PeggyRae Johnson directed Keene State’s production of “Antigone.”

“Oedipus at Colonus,” was staged by UNH and directed by CJ Lewis.

Plymouth State University presented “Oedipus the King,” directed by Elizabeth Daily.

The Keene State College troupe traveled to UNH in Durham on Feb. 25 to perform “Antigone,” before returning to Keene to perform at the Redfern Arts Center.

On March 8, Keene State will travel to Plymouth State University to, again, perform “Antigone”.

Peter Roos / Contributed Photo

Peter Roos / Contributed Photo

Keene State students Heather Hunt and Kenon Veno performed the title roles of Antigone and Creon, respectively.

PeggyRae Johnson, director of “Antigone” and professor of theatre and dance at KSC, said, “I love working with the students here at Keene State. I find the students here to be really collaborative and take responsibility for their work. They also have a genuine interest in the world around them.”

Regarding KSC students’ dedication to performing theatre, Johnson said, “Theatre is a lot of work Often, students put in 12 to 14 hour days only to get up and do it again. I like that hard work ethic.”

Referring to the unique opportunity for audiences to see the complete “Oedipus Cycle,” Johnson said she hopes “the audience will appreciate the material diversity of the three plays since all productions present the Oedipal myth differently.”

Johnson also emphasized the relevance of the “Oedipus Cycle” in today’s society.

She said, “‘Antigone’ includes a couple of characters who believe there is one way to see things; we live in a society that’s behaving the same way. I hope audience members might hear that and think there’s another way to look at things.”

Professor Johnson also emphasized the educational importance of the project to perform all Oedipus plays. She said, “Ensemble and collaborative work is important to education.”

Ethan Layfield, a first-year at Keene State, attended the performance of “Antigone.” Layfield said, “It was great to watch different play structure. It was a pretty unique performance.”

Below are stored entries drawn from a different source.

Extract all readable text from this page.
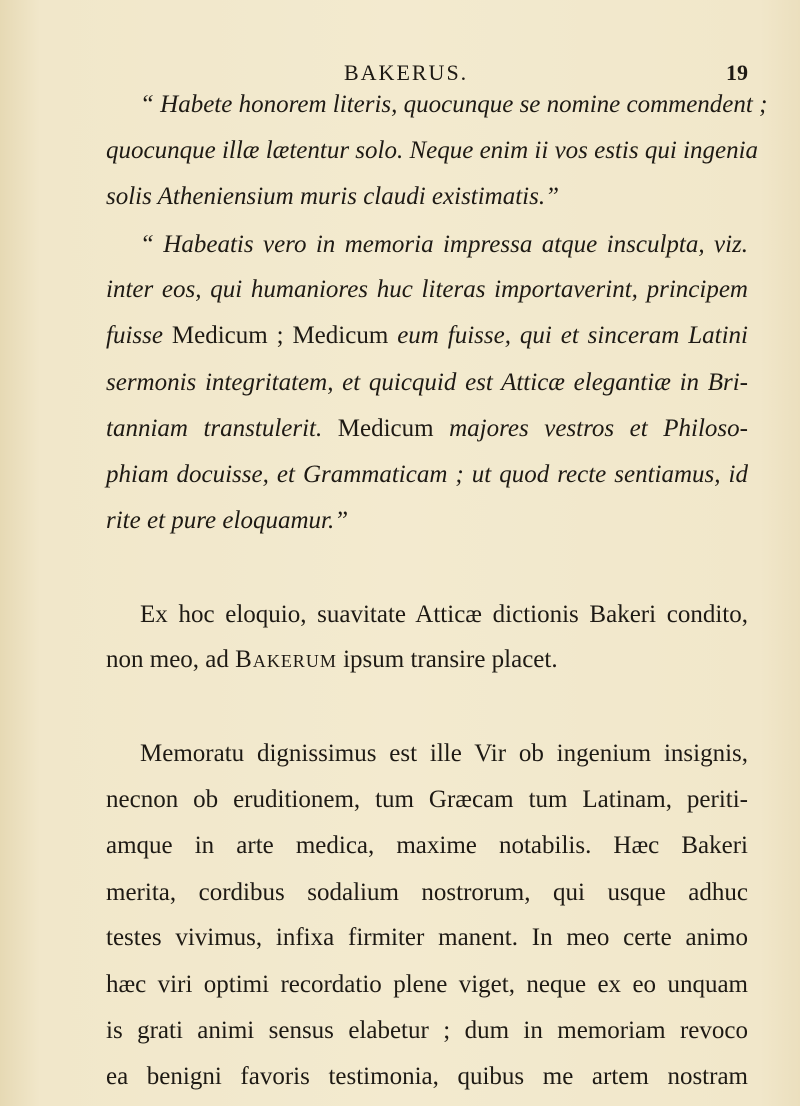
BAKERUS.	19
“ Habete honorem literis, quocunque se nomine commendent ;
quocunque illæ lætentur solo. Neque enim ii vos estis qui ingenia
solis Atheniensium muris claudi existimatis.”
“ Habeatis vero in memoria impressa atque insculpta, viz.
inter eos, qui humaniores huc literas importaverint, principem
fuisse Medicum ; Medicum eum fuisse, qui et sinceram Latini
sermonis integritatem, et quicquid est Atticæ elegantiæ in Bri-
tanniam transtulerit. Medicum majores vestros et Philoso-
phiam docuisse, et Grammaticam ; ut quod recte sentiamus, id
rite et pure eloquamur.”
Ex hoc eloquio, suavitate Atticæ dictionis Bakeri condito,
non meo, ad Bakerum ipsum transire placet.
Memoratu dignissimus est ille Vir ob ingenium insignis,
necnon ob eruditionem, tum Græcam tum Latinam, periti-
amque in arte medica, maxime notabilis. Hæc Bakeri
merita, cordibus sodalium nostrorum, qui usque adhuc
testes vivimus, infixa firmiter manent. In meo certe animo
hæc viri optimi recordatio plene viget, neque ex eo unquam
is grati animi sensus elabetur ; dum in memoriam revoco
ea benigni favoris testimonia, quibus me artem nostram
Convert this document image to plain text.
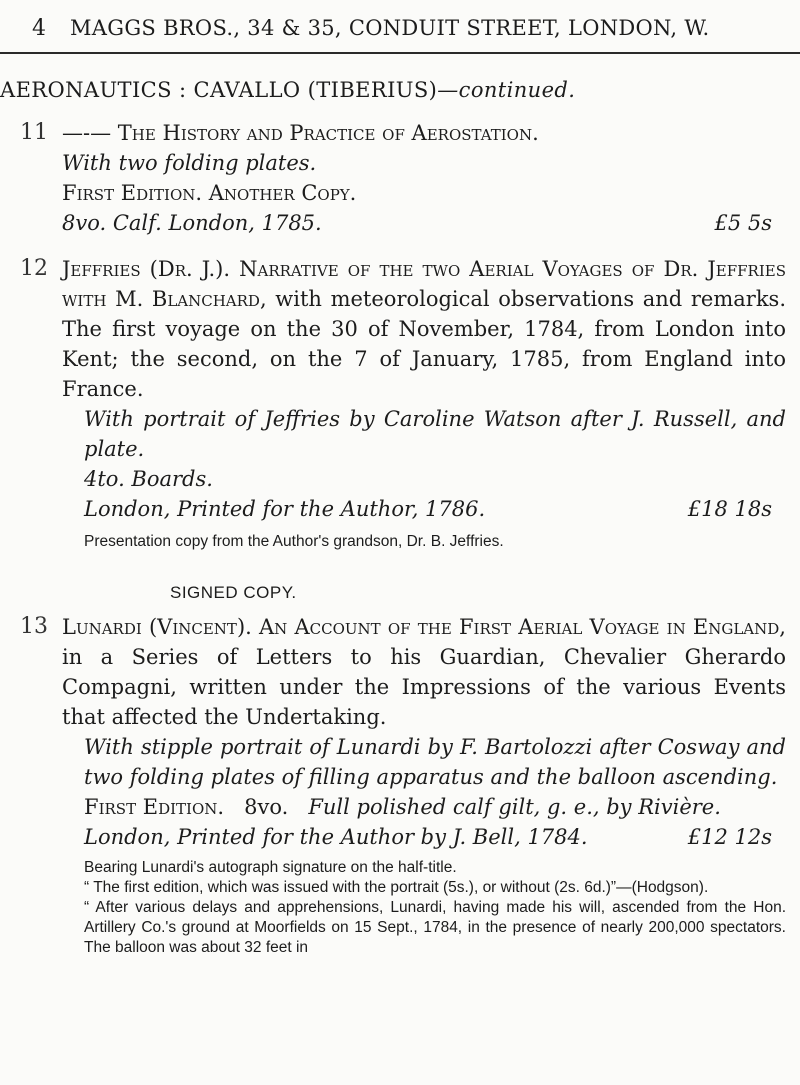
4 MAGGS BROS., 34 & 35, CONDUIT STREET, LONDON, W.
AERONAUTICS : CAVALLO (TIBERIUS)—continued.
11 —-— The History and Practice of Aerostation.

With two folding plates.

First Edition. Another Copy.

8vo. Calf. London, 1785.	£5 5s

12 Jeffries (Dr. J.). Narrative of the two Aerial Voyages of Dr. Jeffries with M. Blanchard, with meteorological observations and remarks. The first voyage on the 30 of November, 1784, from London into Kent; the second, on the 7 of January, 1785, from England into France.

With portrait of Jeffries by Caroline Watson after J. Russell, and plate.

4to. Boards.

London, Printed for the Author, 1786.	£18 18s

Presentation copy from the Author's grandson, Dr. B. Jeffries.

SIGNED COPY.
13 Lunardi (Vincent). An Account of the First Aerial Voyage in England, in a Series of Letters to his Guardian, Chevalier Gherardo Compagni, written under the Impressions of the various Events that affected the Undertaking.

With stipple portrait of Lunardi by F. Bartolozzi after Cosway and two folding plates of filling apparatus and the balloon ascending.

First Edition. 8vo. Full polished calf gilt, g. e., by Rivière.

London, Printed for the Author by J. Bell, 1784.	£12 12s

Bearing Lunardi's autograph signature on the half-title.

“ The first edition, which was issued with the portrait (5s.), or without (2s. 6d.)”—(Hodgson).

“ After various delays and apprehensions, Lunardi, having made his will, ascended from the Hon. Artillery Co.'s ground at Moorfields on 15 Sept., 1784, in the presence of nearly 200,000 spectators. The balloon was about 32 feet in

Cindy Clausen, also a first-year at Keene State, viewed all of the “Oedipus Cycle” performances.

Regarding “Antigone,” Clausen said, “It was really great acting. It was interesting to see the differences in the three performances. The costuming was also great [and] very consistent.”

The Greek Project hosted by the USNH schools was hosted by the UNH Department of Classics, Humanities and Italian Studies, John C. Rouman Classical Lecture Series and the University System of New Hampshire Office of the Chancellor.